Es ist 9 Uhr am Morgen. Iryna blättert in einem Ordner voller Unterlagen und macht sich Notizen. Sie ist Case-Managerin bei der CARE-Partnerorganisation Avalyst in der Region Donezk in der Ukraine und hilft Menschen unter anderem, ihre im Krieg verloren gegangenen Papiere wiederzuerhalten oder unterstützt bei Behördengängen. Bei dem Projekt, das von CARE und der Europäischen Union finanziert wird, erhalten Geflüchtete psychologische Hilfe und Schutz.
Wie die Menschen, die sie begleitet, musste auch Iryna aus ihrer Heimat fliehen. Den Schmerz, die Angst und Hilflosigkeit, die mit einer Flucht verbunden sind, hat auch sie durchlebt. „Im November 2024 musste ich meine Heimatstadt Kostiantynivka verlassen“, erzählt sie. „Der Beschuss wurde immer stärker, die Fenster in meinem Haus wurden herausgesprengt, das Dach wurde beschädigt und undicht. Als dann noch mein Hund gestorben ist, fasste ich kurz vor Weihnachten den Entschluss zu gehen. Allein. Ich habe keine Familie“, berichtet Iryna.

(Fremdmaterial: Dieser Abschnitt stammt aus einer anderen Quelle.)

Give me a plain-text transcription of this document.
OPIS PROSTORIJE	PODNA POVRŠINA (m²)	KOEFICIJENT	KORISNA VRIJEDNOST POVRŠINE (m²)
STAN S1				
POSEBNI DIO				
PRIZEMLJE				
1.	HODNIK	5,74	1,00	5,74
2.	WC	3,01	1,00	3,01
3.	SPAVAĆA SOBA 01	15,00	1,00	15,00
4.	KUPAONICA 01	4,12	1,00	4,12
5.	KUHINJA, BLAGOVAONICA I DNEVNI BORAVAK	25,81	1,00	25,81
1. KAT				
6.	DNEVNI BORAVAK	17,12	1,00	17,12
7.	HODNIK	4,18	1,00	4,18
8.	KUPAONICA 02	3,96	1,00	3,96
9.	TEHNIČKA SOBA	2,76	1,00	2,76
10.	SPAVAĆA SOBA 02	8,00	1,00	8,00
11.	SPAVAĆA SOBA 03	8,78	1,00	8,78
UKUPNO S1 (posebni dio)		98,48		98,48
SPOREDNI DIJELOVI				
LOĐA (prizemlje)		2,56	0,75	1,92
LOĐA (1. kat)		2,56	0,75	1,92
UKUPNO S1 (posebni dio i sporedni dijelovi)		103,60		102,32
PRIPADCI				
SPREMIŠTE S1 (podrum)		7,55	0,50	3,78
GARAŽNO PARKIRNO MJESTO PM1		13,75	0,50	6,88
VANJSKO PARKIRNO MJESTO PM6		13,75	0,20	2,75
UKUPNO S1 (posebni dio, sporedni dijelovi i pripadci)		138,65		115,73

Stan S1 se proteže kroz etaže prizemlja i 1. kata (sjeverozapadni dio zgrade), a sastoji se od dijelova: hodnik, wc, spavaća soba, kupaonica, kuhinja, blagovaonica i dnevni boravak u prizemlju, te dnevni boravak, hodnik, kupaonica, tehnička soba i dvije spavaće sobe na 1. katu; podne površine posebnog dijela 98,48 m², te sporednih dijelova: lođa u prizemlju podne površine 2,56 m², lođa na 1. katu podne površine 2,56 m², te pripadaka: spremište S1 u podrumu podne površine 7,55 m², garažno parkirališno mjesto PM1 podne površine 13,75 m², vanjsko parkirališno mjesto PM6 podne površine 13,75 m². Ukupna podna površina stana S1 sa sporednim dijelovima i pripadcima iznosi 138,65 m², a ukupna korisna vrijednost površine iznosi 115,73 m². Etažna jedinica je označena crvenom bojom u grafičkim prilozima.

Hochschwanger allein auf der Flucht
Jeden Tag besucht Iryna abgelegene Dörfer rund um Donezk, berät am Telefon oder begleitet Menschen bei Behördengängen oder ins Krankenhaus. Die Fälle sind dabei sehr unterschiedlich. Mal reicht eine einfache Telefonberatung, mal begleitet Iryna Menschen über Monate. Die Geschichte einer jungen Mutter, die aus einem besetzten Gebiet geflohen ist, hat sie sehr berührt. „Sie war im siebten Monat schwanger, als sie zu uns kam. Sie hatte nichts außer ihrer Kleidung bei sich. Keinen Pass, keine Steuernummer, einfach nichts“, erzählt Iryna. „Wir haben ihr einen Platz in einer Entbindungsklinik organisiert und uns um ihre Papiere gekümmert. Die Frauen aus unserem Team haben Kleidung für die werdende Mutter und das Kind gesammelt. Letztlich kam sie bei Verwandten in Odessa unter, wo sie auch ihr Kind zu Welt brachte.“


Ohne Ausweis keine Behinderung?
Ein weiterer Fall ist der eines 17-jährigen autistischen Jungen, der gemeinsam mit seiner alleinerziehenden Mutter und zwei Geschwistern fliehen musste. Auf der Flucht sind seine Dokumente verloren gegangen und damit auch sein Zugang zu Medikamenten. „Um in der Ukraine einen Behindertenausweis zu erlangen, der Zugang zu Medikamenten ermöglicht, muss man sich einem speziellen Gutachten unterziehen. Und das kann dauern“, erklärt Iryna. Doch diese Zeit hatte der Junge nicht. Er benötigte die Medikamente schnell, weil sich sein Gesundheitszustand deutlich verschlechterte. „Die Mutter kam weinend zu uns. Sie war überfordert mit der Situation. Allein mit drei Kindern in einer neuen Stadt. Das war einfach zu viel.“
Iryna unterstützte die Familie und konnte ein zügiges Gutachten erreichen. Auch organisierte sie einen kostenlosen Betreuungsplatz. „Es war ein sehr schwieriger Prozess. Wir haben sogar ein Anwaltsteam hinzugezogen“, erzählt die Case Managerin. „Ohne Ausweis werden Menschen mit Behinderung behandelt, als gäbe es ihre Behinderung nicht. Ich sehe es als meine Aufgabe, diesen Menschen ihre Würde zurückzugeben. Sie sind Menschen mit Rechten und Fähigkeiten.“ Obwohl die Arbeit für Iryna anstrengend und emotional belastend ist, will sie nicht aufgeben. „Ich weiß, dass meine Arbeit sinnvoll ist. Wenn ich jemanden mit einem einfachen Personalausweis ein Stück Hoffnung zurückgeben kann, dann macht mich das glücklich“, erklärt Iryna und lächelt.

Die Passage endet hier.